South Africa’s Olympic Committee chose Natalie to carry their flag at both the Olympic Games and the Paralympic Games, making her the first athlete to carry a flag in both Games in a single year
In December 2009 she was presented with the order of ‘Ikhamanga In Gold’, by President Zuma, the highest honour any South African athlete can receive.
Natalie had been a promising young swimmer, when in February 2001 she had her left leg amputated at the knee after being hit by a car while riding her scooter after swimming practice. Three months later, before she had even started walking again, she was back in the pool, with the goal of competing in the 2002 Commonwealth Games in Manchester.
In Manchester, Natalie, who was then 18, won both the multi-disability 50 metres freestyle and the multi-disability 100 metres freestyle in world record time. She also made sporting history by qualifying for the 800 metres able-bodied freestyle final – the first time that an athlete with a disability had qualified for the final of an able-bodied event. At the closing of the Manchester Commonwealth Games, she was named Outstanding Athlete of the Games.
She narrowly missed qualifying for the 2004 Olympic Games in Athens, but won five gold and one silver at the subsequent Paralympic Games.
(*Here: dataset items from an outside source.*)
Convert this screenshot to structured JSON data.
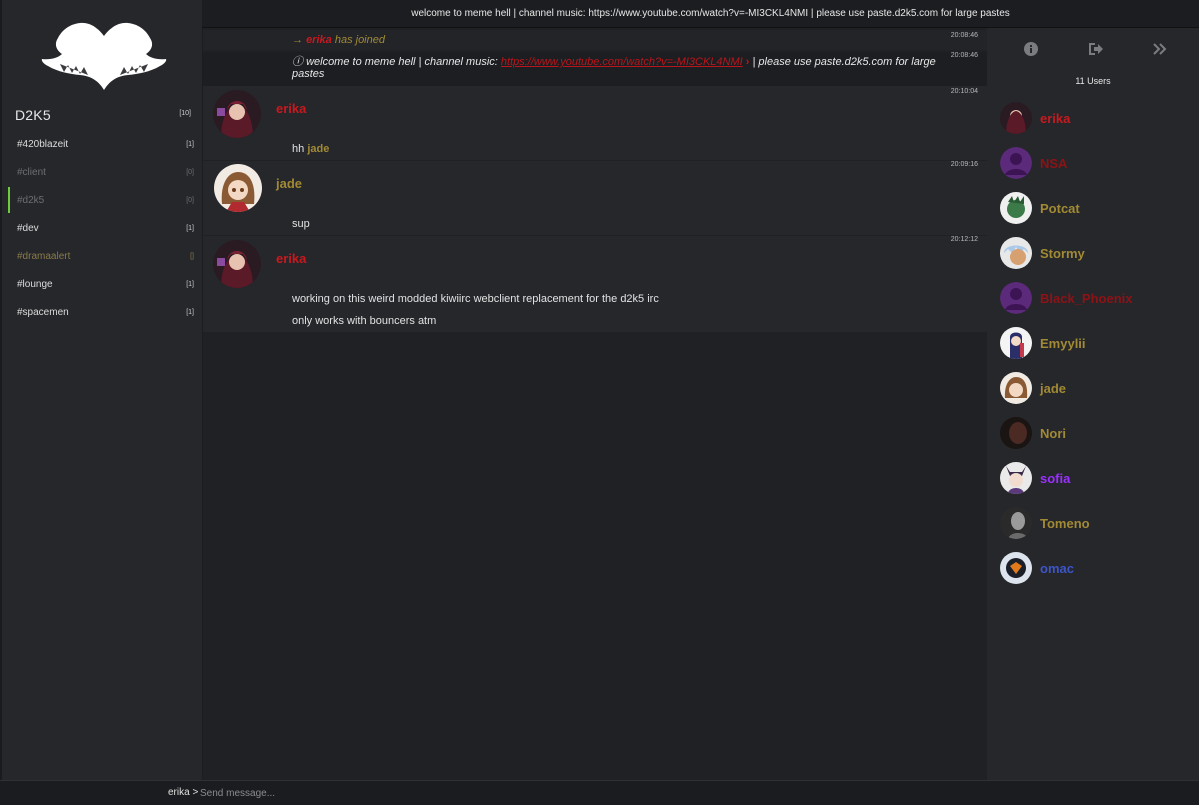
{
  "colors": {
    "erika": "#c8191f",
    "jade": "#a28a35",
    "purple": "#9b30ff",
    "blue": "#3d55c8"
  },
  "sidebar": {
    "network": {
      "name": "D2K5",
      "count": "[10]"
    },
    "channels": [
      {
        "name": "#420blazeit",
        "count": "[1]"
      },
      {
        "name": "#client",
        "count": "[0]"
      },
      {
        "name": "#d2k5",
        "count": "[0]"
      },
      {
        "name": "#dev",
        "count": "[1]"
      },
      {
        "name": "#dramaalert",
        "count": "[]"
      },
      {
        "name": "#lounge",
        "count": "[1]"
      },
      {
        "name": "#spacemen",
        "count": "[1]"
      }
    ]
  },
  "topic": "welcome to meme hell | channel music: https://www.youtube.com/watch?v=-MI3CKL4NMI | please use paste.d2k5.com for large pastes",
  "messages": {
    "join": {
      "arrow": "→",
      "nick": "erika",
      "text": "has joined",
      "time": "20:08:46"
    },
    "topic_notice": {
      "icon": "ⓘ",
      "prefix": "welcome to meme hell | channel music:",
      "link": "https://www.youtube.com/watch?v=-MI3CKL4NMI",
      "suffix": "| please use paste.d2k5.com for large pastes",
      "time": "20:08:46"
    },
    "m1": {
      "nick": "erika",
      "time": "20:10:04",
      "text": "hh",
      "mention": "jade"
    },
    "m2": {
      "nick": "jade",
      "time": "20:09:16",
      "text": "sup"
    },
    "m3": {
      "nick": "erika",
      "time": "20:12:12",
      "line1": "working on this weird modded kiwiirc webclient replacement for the d2k5 irc",
      "line2": "only works with bouncers atm"
    }
  },
  "userlist": {
    "count": "11 Users",
    "users": [
      {
        "name": "erika",
        "color": "#c8191f"
      },
      {
        "name": "NSA",
        "color": "#8e1216"
      },
      {
        "name": "Potcat",
        "color": "#a28a35"
      },
      {
        "name": "Stormy",
        "color": "#a28a35"
      },
      {
        "name": "Black_Phoenix",
        "color": "#8e1216"
      },
      {
        "name": "Emyylii",
        "color": "#a28a35"
      },
      {
        "name": "jade",
        "color": "#a28a35"
      },
      {
        "name": "Nori",
        "color": "#a28a35"
      },
      {
        "name": "sofia",
        "color": "#9b30ff"
      },
      {
        "name": "Tomeno",
        "color": "#a28a35"
      },
      {
        "name": "omac",
        "color": "#3d55c8"
      }
    ]
  },
  "input": {
    "prompt": "erika >",
    "placeholder": "Send message..."
  },
  "icons": {
    "info": "info-icon",
    "part": "exit-icon",
    "collapse": "double-chevron-icon"
  }
}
At the 2006 Commonwealth Games she repeated her previous performance by winning the same two events she had in Manchester.
Swimming without the aid of a prosthetic limb, throughout her career Natalie has continued to set new benchmarks for swimmers with a disability by winning numerous events and setting ground-breaking records.
In 2010 she was named Laureus World Sportsperson of the Year with a Disability, having also been nominated in 2004.